A person who was already serving a 240 -year life imprisonment in the federal jail was on Monday for a petition deal for tampering cases of two 2013 Lake County children.
On February 12, 41 -year -old Daniel Ekstrom convicted the child on 12 February for tampering with the child. The argument deal underlined the 40 -year term, which runs technically after the federal tenure.
His defense lawyer Adrian Gujman said Ekstrom wanted to “accept responsibility”.
Deputy Prosecutor Tara Villarial said that it involves the same victim from the federal case. The argument was “fair” and asked Judge Salvador Vaske’s to accept it.
Eckstrom refused to speak in court.
Court documents suggest that Eckstrom has frequent sexual relations with a preton girl from December 2003 to May 2013. In the second county case, Eckstrom accepted two other preteen girls in 2012 and 2013, according to their petition deal.
The judge said that Ekstrom said through a presentation investigation report that he had regrets whatever he does. Is this true, the judge asked.
“I will always regret the rest of my life,” Ekstrom responded.
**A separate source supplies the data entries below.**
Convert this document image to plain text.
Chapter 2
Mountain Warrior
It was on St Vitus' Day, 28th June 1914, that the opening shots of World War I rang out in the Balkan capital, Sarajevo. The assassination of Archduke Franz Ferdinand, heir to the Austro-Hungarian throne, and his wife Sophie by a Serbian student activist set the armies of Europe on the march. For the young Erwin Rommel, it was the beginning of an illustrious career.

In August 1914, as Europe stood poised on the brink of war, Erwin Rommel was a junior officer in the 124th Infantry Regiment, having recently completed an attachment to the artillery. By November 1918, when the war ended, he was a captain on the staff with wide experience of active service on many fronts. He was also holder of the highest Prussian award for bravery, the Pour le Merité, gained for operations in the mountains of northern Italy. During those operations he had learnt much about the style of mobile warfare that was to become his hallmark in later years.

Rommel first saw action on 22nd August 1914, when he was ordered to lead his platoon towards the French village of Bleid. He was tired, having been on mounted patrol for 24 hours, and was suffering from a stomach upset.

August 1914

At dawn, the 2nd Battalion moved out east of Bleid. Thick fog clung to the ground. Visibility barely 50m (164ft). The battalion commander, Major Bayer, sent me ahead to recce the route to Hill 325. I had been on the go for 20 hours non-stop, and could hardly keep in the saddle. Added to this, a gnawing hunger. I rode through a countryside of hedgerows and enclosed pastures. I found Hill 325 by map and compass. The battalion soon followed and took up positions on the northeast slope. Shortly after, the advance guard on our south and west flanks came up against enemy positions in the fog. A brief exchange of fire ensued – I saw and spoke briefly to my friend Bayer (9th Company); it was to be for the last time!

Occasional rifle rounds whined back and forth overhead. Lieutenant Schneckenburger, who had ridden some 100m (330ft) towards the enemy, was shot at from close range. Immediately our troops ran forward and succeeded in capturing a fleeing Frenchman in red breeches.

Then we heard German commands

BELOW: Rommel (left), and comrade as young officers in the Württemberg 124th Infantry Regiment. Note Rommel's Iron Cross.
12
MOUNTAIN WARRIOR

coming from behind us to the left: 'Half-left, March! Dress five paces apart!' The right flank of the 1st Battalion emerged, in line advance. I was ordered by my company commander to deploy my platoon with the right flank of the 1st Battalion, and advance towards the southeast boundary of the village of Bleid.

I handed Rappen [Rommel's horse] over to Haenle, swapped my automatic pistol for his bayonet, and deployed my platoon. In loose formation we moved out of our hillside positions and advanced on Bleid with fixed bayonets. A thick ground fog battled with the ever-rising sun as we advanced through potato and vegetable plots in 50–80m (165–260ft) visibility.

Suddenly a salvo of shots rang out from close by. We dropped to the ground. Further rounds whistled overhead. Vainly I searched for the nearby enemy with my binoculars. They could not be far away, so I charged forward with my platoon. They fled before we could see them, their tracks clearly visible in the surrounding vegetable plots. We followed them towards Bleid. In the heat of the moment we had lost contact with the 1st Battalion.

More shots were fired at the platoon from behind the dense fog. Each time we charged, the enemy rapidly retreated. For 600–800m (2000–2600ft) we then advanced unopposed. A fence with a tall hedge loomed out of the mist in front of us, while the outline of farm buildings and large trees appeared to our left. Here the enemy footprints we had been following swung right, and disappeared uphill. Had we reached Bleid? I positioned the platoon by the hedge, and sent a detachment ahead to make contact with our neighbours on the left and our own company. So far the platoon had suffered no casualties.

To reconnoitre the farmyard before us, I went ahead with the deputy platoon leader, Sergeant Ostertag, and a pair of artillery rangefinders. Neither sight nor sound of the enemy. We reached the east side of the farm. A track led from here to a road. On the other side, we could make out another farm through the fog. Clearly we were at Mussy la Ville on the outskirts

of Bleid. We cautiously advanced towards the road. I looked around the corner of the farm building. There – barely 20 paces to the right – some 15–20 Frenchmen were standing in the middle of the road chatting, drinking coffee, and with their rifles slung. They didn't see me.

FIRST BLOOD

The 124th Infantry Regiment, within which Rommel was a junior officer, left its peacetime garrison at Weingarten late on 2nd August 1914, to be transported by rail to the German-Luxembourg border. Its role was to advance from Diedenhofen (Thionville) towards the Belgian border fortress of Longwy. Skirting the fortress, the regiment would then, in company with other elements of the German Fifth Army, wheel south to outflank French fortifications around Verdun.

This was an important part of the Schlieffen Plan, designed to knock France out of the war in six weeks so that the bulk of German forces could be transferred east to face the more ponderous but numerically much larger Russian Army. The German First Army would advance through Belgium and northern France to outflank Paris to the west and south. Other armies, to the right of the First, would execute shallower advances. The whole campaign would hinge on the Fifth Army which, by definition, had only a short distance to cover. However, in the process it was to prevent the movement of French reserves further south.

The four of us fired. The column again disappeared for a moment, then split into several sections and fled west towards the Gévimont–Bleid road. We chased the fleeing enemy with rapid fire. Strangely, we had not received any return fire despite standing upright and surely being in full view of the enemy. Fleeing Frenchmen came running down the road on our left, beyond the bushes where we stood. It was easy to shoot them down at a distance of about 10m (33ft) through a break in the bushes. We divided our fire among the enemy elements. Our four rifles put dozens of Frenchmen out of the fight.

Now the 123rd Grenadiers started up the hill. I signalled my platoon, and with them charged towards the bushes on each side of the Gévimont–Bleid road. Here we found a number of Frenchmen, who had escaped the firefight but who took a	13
Ekstrom convicted the US district court in Hammond in 2014 in 2014 after production and distribution of thousands of child pornography images.
32-year-old Ekstrom was accused of having sex and filming with three minor girls, then distributed and distributed videos and images through his Yahoo email and various colleagues-to-letters network. According to the Post-Tribune archives, their punishment for the construction of sodomasochistic images was extended, hunting on sleeping girls, suffering a girl from marijuana and attached to the pattern of abuse for many years.
A victim called him “manipulation and evil”, according to the court filing.
US District Judge Philip Simon said that he agreed to pay $ 250,000 to Zen Do No. 1 as part of an agreement, but his financial condition is such that the victim is not likely to see a lot of that money, US District Judge Philip Simon said.
At that time, Simon said that it was a “most disturbing case”, which he saw in a dozen years on the bench.
The later archives of the tribune contributed.